Emma hesitated, her fingers tapping lightly against the empty glass. “Let me just check with Natalie first. She might want to switch to something else.”

She slid off the bar stool and walked around the partition into the snug.

But it was empty.

Natalie’s glass from the last round sat on the table, the cream lacing the inside where the Guinness had been.

She looked back through the gap toward the bar. Scanned the room. There was no sign of her.

The door to the ladies’ was down the short corridor past the bar. Emma walked to it and pushed it open. Two empty stalls, both doors ajar.

She came back to the bar. Trish was pulling a pint for Séamus’s wife.

“Trish. Did you see Natalie leave?”

Trish frowned, the pint glass held at an angle under the tap. Her eyes went to the door, then back. “No. I was facing you the whole time. I’d have seen her come back through. She must have gone out the side.” The side door that opened onto the narrow lane behind the pub, the one the smokers used. “Maybe she stepped out for air?”

Emma was already moving.

12

The lane was dark, the only light coming from the occasional farmhouse window and the pale wash of the moon between clouds. Natalie walked fast, her boots scuffing against the gravel, the sound sharp in the quiet. She didn’t want to think about what she’d just seen—Trish’s hand on Emma’s, the way Emma had leaned in, the quiet intimacy of their conversation. It shouldn’t matter. It didn’t matter.

But it did.

The last week had been a strange, suspended thing. Grief had come in waves, yes—opening a drawer to find Bridget’s handwriting on a scrap of paper, catching the scent of her rose soap in the bathroom—but there had been laughter too. Long evenings in Emma’s back garden, the fire pit casting flickering light over their faces, wine glasses catching the glow. Emma’s smile, the way it still did something reckless to Natalie’s stomach.

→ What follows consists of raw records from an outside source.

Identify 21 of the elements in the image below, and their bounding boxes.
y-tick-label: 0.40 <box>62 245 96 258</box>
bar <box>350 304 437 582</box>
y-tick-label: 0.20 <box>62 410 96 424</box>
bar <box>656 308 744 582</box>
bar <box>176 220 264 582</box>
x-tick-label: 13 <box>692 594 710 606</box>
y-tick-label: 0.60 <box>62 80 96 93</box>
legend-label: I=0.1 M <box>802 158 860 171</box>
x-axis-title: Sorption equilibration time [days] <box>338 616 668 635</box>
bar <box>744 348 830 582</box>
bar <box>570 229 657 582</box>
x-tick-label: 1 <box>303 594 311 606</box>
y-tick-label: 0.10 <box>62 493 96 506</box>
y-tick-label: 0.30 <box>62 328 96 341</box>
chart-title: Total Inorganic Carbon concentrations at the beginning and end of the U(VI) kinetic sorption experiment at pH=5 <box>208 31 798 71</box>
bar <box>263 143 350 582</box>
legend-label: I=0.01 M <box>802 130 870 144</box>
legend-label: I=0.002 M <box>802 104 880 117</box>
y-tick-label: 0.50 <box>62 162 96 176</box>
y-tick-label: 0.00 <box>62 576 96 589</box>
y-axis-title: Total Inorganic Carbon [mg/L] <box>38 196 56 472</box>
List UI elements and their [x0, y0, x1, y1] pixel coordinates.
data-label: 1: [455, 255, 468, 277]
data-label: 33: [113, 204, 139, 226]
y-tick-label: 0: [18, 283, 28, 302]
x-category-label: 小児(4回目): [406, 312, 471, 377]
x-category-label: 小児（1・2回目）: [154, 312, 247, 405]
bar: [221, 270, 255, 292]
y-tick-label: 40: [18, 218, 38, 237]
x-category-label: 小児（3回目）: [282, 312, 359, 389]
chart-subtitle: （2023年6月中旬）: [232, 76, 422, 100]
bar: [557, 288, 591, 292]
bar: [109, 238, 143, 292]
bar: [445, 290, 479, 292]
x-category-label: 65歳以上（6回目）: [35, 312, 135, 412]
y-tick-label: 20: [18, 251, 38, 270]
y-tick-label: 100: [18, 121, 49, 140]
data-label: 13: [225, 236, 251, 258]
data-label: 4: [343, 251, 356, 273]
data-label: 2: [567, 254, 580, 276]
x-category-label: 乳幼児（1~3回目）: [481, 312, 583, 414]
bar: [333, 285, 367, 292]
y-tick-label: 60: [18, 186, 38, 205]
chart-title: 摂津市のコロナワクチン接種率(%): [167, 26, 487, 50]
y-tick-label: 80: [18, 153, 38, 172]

She had no right to care. Not after the way she’d left things five years ago, not after the careful distance she’d maintained this past week, treating Emma like a neighbour instead of the woman who’d kissed her senseless in the woods.

The memory came without warning—Emma’s mouth on hers under the archway—like it always did. Emma’s lips finding hers again and again.

Her grandmother’s house was just ahead, its windows dark. She slowed, fingers curling into her palms. She didn’t even want to count how many times she’d revisited that kiss in her mind—the weight of Emma’s body against hers, the way her lips had felt. But then reality always crashed in. The role she was playing now, the press tours, the awards season looming. She wasn’t out. She didn’t know if she could be. The thought of facing the world like that—exposed, raw—made her throat tighten.

A voice cut through the dark.

“Natalie.”

Natalie kept walking.

“Natalie,wait.”

Natalie stopped and turned to face Emma in the moonlight.

“Hey. Is everything okay?” Emma asked.

“I’m fine. Just tired. You didn’t have to leave.”

“You left without saying anything.”

“You were talking to Trish. I didn’t want to interrupt.”

The words came out smoother than she felt. Emma was studying her face, and her gaze lingered until the quiet between them thickened like summer air before a storm. Natalie forced herself to hold still under it, to keep her expression pleasant and neutral.

“We were just talking about?—“

“You don’t owe me an explanation.” Natalie’s smile felt brittle at the edges. “Trish seems nice. Why wouldn’t you be interested in her?”